In diesem Zusammenhang fordern wir:

-Der aktuelle Plan der DFL, den Spielbetrieb im Mai in Form von Geisterspielen wieder aufzunehmen, darf nicht umgesetzt werden. Wir maßen uns nicht an, zu entscheiden, ab wann der Ball wieder rollen darf. In einer Situation, in der sich der Fußball auf diese Weise so dermaßen vom Rest der Gesellschaft entkoppeln würde, darf es jedoch nicht passieren. 

-Eine sachliche Auseinandersetzung mit der aktuellen Lage muss forciert und eine Abkehr vom blinden Retten der TV-Gelder vollzogen werden. Auch ein möglicher Abbruch der Saison darf kein Tabu sein, wenn die gesellschaftlichen Umstände es nicht anders zulassen. In diesem Fall sollten nicht nur Horrorszenarien in Form von drohenden Insolvenzen skizziert werden, sondern Lösungsmöglichkeiten in Form von Förderdarlehen, erweiterten Insolvenzfristen und anderen Kriseninstrumenten, denen sich auch die restliche Wirtschaft stellt, diskutiert werden. 

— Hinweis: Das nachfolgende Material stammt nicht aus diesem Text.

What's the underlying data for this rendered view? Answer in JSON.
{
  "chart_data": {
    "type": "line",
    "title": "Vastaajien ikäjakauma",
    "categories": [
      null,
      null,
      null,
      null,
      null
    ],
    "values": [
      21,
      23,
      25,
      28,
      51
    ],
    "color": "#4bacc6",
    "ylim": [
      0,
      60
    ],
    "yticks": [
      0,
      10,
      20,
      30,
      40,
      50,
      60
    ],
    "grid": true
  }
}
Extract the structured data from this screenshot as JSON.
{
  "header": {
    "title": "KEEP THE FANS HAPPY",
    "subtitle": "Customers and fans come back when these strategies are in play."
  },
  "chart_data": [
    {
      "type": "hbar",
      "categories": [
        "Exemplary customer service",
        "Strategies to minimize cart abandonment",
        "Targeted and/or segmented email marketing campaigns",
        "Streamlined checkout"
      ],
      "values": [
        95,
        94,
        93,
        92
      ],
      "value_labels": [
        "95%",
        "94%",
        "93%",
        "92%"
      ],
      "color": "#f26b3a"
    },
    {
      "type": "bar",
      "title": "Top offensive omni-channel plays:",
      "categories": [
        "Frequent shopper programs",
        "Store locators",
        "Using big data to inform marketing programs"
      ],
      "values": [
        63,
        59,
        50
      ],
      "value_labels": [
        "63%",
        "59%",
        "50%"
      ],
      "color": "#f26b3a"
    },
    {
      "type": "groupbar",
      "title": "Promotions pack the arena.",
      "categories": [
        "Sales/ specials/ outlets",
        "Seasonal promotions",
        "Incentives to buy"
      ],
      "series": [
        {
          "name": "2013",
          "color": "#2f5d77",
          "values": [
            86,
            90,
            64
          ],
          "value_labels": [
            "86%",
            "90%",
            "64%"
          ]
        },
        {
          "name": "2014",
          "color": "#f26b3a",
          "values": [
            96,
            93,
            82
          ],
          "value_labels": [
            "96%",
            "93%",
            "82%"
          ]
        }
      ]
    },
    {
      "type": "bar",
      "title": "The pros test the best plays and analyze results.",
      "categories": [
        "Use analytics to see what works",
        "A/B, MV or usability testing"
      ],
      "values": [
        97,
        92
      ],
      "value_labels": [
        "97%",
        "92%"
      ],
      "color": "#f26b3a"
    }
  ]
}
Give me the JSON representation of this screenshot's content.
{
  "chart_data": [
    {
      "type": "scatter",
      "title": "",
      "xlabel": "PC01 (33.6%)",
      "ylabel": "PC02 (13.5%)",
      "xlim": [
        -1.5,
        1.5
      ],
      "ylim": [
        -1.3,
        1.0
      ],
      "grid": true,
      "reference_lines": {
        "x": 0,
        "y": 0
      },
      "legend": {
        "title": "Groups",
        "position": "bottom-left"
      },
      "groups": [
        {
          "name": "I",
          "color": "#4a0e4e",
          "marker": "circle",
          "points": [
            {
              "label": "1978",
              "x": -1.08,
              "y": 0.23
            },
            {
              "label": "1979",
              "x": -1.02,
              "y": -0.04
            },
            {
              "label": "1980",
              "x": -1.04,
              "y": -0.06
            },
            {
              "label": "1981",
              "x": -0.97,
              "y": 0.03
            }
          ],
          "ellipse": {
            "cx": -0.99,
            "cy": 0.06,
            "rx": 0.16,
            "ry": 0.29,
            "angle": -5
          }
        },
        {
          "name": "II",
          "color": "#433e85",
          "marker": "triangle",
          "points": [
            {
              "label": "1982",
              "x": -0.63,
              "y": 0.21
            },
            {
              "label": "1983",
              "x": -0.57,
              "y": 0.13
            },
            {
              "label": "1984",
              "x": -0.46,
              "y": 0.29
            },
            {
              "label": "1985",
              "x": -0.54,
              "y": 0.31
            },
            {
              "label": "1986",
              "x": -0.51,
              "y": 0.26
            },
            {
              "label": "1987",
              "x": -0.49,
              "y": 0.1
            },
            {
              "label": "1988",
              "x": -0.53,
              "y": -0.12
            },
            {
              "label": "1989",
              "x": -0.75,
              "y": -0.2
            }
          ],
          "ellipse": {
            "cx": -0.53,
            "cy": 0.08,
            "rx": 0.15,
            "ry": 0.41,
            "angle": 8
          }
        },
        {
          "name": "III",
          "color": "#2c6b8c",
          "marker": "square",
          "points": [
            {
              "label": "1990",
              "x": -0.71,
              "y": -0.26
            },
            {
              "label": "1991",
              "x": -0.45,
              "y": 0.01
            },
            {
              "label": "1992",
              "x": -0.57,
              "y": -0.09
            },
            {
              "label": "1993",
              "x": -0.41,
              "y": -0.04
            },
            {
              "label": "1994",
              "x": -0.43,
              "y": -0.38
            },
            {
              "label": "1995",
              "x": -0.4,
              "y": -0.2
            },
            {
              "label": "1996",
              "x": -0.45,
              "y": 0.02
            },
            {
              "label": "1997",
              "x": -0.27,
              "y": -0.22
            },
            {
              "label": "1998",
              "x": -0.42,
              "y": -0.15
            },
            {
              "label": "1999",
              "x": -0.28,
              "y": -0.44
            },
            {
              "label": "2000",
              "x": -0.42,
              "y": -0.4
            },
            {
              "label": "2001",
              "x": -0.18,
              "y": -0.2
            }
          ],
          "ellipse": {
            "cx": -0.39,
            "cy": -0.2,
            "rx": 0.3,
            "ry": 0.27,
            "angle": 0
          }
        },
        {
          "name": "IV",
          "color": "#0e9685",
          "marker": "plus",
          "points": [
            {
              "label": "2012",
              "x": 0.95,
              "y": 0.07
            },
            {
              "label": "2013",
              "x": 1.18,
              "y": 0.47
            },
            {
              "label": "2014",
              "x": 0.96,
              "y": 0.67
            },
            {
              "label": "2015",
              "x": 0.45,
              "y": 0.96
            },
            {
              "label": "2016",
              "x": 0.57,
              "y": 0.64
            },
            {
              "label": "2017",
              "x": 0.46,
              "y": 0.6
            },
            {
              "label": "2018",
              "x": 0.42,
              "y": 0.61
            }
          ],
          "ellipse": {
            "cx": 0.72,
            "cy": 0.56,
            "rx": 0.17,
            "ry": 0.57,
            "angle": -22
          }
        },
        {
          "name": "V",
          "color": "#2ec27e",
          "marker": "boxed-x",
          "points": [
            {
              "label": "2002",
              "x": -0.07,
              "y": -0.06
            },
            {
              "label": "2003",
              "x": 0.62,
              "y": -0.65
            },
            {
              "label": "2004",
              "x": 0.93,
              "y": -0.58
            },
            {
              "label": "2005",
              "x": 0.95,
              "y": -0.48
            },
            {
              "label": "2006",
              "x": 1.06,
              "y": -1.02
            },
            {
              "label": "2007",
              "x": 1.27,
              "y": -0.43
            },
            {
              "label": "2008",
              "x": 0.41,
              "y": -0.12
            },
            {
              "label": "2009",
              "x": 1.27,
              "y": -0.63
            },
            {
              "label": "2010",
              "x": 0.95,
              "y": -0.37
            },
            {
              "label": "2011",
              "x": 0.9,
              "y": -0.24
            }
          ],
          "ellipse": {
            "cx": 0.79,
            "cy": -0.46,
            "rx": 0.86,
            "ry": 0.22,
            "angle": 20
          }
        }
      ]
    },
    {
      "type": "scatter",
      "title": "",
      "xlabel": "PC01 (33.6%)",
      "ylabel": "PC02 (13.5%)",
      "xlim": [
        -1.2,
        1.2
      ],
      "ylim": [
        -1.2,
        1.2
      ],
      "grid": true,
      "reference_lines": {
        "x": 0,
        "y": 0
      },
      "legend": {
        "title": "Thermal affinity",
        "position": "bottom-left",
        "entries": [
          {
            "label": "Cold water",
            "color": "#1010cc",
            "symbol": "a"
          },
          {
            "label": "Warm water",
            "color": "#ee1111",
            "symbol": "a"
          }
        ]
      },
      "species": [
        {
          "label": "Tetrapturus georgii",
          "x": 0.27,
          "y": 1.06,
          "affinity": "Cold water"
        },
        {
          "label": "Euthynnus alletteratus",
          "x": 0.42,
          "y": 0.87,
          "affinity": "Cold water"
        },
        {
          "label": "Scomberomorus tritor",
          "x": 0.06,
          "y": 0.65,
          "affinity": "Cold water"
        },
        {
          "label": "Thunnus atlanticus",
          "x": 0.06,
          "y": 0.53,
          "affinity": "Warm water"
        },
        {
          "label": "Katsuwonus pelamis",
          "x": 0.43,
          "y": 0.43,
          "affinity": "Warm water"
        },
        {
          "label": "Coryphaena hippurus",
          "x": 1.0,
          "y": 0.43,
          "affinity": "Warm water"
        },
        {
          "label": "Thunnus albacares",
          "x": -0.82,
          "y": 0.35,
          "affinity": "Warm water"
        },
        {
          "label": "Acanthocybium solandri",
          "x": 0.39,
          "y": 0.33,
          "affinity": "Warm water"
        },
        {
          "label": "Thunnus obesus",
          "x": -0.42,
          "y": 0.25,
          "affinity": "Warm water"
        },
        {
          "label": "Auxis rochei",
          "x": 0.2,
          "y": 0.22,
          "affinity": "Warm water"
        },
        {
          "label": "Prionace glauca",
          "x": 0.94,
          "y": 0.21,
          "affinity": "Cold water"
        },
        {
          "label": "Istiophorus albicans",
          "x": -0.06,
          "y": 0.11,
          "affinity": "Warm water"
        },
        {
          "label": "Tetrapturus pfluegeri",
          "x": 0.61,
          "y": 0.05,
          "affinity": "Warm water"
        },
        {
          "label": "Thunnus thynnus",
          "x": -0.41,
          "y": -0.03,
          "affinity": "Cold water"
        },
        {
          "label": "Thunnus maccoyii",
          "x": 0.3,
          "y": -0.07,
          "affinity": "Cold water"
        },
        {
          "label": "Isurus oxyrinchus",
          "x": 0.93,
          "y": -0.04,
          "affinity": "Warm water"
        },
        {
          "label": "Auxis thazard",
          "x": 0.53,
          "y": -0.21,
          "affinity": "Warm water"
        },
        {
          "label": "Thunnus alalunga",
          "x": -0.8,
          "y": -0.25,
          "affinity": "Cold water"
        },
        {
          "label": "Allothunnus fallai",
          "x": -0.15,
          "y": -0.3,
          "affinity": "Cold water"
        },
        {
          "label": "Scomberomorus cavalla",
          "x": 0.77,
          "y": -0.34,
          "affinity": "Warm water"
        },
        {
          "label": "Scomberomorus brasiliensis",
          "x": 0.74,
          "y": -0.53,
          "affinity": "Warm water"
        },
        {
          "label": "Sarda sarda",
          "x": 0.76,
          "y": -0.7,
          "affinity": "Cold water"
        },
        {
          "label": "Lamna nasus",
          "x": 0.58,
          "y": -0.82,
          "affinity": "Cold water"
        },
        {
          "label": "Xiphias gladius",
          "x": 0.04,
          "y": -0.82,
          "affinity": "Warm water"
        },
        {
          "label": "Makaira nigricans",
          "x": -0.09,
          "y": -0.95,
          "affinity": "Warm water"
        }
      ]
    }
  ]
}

-Eine kommende Lösung muss maximal solidarisch sein. Es darf unter den Vereinen keine Krisengewinner – und verlierer geben. Die Schere zwischen ,,groß‘‘ und ,,klein‘‘ darf nicht noch weiter auseinandergehen. Ausdrücklich schließen wir damit auch die Vereine der dritten Liga und der Regionalligen mit ein, für die Geisterspiele ohnehin keine Option sind.

-Die Diskussion über grundlegende Reformen, um den Profifußball nachhaltiger und wirtschaftlich krisensicherer zu gestalten, muss jetzt beginnen. Sie darf nicht nur von Fans und Journalisten geführt werden, sondern ist die zentrale Aufgabe der Verantwortlichen der Clubs und Verbände. Strukturen und Vereine müssen auf einen finanziell und ideell sicheren Boden zurückgeholt werden. Dabei muss die 50+1-Regel weiterhin unberührt bleiben. 

Die Phase einer von der restlichen Gesellschaft komplett entkoppelten Fußballwelt muss ein Ende haben!